Ensure you provide all the following information:

Full error details - from either the condition on the resource, or from ASO logs. Ensure you do not truncate any details.
Exact timestamp - the instant, in UTC, of the error so they can review internal logs if required. This is available both on the resource condition, and in the ASO logs.
Resource ID - the full ARM identifier of the resource. Usually provided by the customer, but available from the serviceoperator.azure.com/resource-id annotation on the resource if not.

It may also be helpful to provide some background on ASO, including the fact it works through the normal ARM REST API, just like any other client.

Verify the credentials used by ASO

For authentication errors logged by ASO, it’s possible that ASO is using the wrong identity, or that the identity does not have the correct permissions to create the resource.

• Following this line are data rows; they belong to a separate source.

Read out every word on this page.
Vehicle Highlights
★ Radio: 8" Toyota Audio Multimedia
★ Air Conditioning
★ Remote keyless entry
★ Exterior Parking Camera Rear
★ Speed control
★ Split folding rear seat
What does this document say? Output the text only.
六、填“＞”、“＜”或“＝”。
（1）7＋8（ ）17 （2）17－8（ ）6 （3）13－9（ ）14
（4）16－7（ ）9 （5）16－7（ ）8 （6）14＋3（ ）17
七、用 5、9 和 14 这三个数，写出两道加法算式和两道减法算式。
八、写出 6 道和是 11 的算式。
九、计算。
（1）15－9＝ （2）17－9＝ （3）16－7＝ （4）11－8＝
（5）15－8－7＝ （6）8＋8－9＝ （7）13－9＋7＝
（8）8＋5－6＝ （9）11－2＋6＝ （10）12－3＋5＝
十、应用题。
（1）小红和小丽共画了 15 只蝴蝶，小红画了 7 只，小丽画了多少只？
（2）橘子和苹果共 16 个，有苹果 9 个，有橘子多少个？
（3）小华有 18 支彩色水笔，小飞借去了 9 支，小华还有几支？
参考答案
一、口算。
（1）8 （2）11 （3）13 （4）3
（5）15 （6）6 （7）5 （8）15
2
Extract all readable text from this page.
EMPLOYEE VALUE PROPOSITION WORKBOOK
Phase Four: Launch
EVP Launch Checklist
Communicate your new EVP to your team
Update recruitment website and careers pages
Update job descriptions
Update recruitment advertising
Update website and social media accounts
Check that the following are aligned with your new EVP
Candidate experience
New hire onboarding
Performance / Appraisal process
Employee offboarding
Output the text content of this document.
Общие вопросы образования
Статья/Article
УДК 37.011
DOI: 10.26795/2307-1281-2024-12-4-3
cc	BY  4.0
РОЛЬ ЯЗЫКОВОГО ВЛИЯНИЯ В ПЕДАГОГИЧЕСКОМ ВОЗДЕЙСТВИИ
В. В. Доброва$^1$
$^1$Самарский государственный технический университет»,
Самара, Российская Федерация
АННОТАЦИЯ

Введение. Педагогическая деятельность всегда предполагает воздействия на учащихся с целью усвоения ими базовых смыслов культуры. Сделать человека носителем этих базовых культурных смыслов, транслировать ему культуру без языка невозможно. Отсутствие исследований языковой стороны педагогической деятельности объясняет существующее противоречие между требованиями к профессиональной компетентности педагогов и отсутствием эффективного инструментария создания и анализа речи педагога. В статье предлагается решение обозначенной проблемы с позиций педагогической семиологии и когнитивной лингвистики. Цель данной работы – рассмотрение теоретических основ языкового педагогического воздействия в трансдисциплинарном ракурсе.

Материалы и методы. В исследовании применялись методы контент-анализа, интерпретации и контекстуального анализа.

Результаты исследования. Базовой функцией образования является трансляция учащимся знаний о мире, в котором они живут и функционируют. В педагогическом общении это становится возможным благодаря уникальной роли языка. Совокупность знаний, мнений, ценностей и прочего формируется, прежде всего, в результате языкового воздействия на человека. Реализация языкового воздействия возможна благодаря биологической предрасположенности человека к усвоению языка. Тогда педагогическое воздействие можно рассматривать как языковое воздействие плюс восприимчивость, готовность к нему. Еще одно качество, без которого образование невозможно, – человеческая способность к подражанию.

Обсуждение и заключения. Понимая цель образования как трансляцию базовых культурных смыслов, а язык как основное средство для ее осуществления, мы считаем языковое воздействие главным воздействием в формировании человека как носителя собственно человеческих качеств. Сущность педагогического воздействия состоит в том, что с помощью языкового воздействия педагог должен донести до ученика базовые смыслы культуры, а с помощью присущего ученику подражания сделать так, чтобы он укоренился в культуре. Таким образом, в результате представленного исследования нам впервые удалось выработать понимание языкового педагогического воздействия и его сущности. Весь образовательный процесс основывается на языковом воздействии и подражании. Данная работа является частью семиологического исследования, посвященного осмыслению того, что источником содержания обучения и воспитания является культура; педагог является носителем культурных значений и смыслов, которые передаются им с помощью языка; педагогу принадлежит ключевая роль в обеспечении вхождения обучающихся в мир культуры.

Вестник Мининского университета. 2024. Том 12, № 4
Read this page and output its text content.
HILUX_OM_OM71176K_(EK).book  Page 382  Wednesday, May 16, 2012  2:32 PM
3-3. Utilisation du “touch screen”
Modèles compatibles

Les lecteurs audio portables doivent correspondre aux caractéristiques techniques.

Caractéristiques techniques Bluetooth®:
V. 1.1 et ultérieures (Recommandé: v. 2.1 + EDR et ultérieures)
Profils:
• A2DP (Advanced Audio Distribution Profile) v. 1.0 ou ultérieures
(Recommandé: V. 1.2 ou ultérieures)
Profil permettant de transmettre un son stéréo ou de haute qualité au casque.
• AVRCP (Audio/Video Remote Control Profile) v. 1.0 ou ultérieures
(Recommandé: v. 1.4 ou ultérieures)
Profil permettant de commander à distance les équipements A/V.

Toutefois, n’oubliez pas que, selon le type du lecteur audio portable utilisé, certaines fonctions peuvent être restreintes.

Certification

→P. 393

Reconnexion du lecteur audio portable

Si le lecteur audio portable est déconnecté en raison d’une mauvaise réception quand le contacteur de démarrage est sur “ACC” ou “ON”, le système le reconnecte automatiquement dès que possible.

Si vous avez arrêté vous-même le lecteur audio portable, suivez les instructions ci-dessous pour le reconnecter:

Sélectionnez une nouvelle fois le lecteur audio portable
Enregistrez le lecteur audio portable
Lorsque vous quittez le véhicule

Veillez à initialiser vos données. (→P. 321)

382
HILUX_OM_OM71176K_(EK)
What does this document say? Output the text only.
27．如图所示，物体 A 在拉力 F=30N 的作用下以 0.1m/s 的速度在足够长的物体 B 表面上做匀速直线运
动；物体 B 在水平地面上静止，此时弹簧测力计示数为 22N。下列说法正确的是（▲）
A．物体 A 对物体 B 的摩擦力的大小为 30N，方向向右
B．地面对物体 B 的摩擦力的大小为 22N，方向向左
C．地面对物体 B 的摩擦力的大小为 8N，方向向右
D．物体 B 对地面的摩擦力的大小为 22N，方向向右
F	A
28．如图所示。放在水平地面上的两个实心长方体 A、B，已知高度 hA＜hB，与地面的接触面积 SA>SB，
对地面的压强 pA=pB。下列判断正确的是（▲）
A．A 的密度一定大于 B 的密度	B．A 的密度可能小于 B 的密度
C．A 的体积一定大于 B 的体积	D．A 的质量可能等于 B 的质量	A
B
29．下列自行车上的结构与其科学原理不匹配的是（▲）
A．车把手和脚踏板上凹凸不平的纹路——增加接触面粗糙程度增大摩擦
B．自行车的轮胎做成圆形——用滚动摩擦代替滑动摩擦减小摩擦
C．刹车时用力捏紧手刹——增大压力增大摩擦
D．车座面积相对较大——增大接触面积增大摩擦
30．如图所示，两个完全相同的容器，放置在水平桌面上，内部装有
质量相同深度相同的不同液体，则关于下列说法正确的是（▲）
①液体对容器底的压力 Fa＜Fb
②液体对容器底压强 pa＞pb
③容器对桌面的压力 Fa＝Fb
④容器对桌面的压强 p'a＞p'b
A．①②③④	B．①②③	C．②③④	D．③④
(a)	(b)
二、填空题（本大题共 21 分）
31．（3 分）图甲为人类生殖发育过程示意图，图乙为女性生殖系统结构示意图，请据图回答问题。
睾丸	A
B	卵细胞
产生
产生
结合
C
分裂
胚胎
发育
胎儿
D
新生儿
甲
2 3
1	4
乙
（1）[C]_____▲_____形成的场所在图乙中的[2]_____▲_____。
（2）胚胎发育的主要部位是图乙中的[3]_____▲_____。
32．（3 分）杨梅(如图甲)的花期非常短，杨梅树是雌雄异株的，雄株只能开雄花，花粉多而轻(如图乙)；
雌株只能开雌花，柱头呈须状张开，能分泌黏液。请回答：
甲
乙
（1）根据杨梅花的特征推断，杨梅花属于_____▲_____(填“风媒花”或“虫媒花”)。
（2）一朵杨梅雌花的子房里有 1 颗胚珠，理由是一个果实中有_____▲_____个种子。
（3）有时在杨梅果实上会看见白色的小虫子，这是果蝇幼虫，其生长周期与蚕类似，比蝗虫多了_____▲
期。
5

Review the ASO documentation on authentication and verify both that ASO is using the expected identity, and that the identity has the correct permissions.

Different kinds of resources require different permissions - for example, connecting a ManagedCluster to a ContainerRegistry requires Owner permissions, not simply Contributor permissions. It’s therefore important to check whether the specific resource type requires any special permissions.

Implement a new precondition check

When a new resource precondition is identified, the fastest route to resolution is for you to implement the change yourself. ASO is an open source project that accepts contributions, and we encourage you to consider contributing enhancements.

The ASO team is always available to advise on how to successfully implement new features, such as a precondition check.

Moreover, external PRs take priority over other work, so if you implement the change yourself, it is likely to be merged and released more quickly than if the ASO team implements it.

A good place to start is by creating a GitHub issue to discuss the proposed change.

Request implementation of a new precondition check

When a new resource precondition is identified, we can often implement the change on your behalf. This is a good option if you choose (for any reason) not to contribute a new precondition check yourself.

You should create a GitHub issue requesting the change be made.

Please ensure the issue contains as much information as possible about the requested change, remembering that the ASO team may not be intimately familiar with the specific resource type or the precondition that should be checked.

New feature requests go into the ASO backlog, and are prioritized by the team alongside existing issues.

Background

Preconditions for resource creation

ASO already checks for a number of preconditions before attempting to create or update resources in Azure. For example, it will not attempt to create a resource if the owning resource does not exist, or if a required secret or configmap is missing.

For some resources, we’ve found it useful to introduce additional preconditions. For example, any attempt to PUT a containerservice ManagedCluster will automatically fail if the provisioningState of the ManagedCluster is in a transient state (e.g. Creating or Updating). To avoid polluting the ASO logs with a large number of failures, we block reconcile attempts until the cluster reaches a stable state (e.g. Successful or Failed).

Similar checks can be added for any resource, as needed, by implementing Go interface PreReconcileCheck. This interface provides an extension point, allowing resource behaviour to be customized where needed. See PR#2686 for an example of this in action.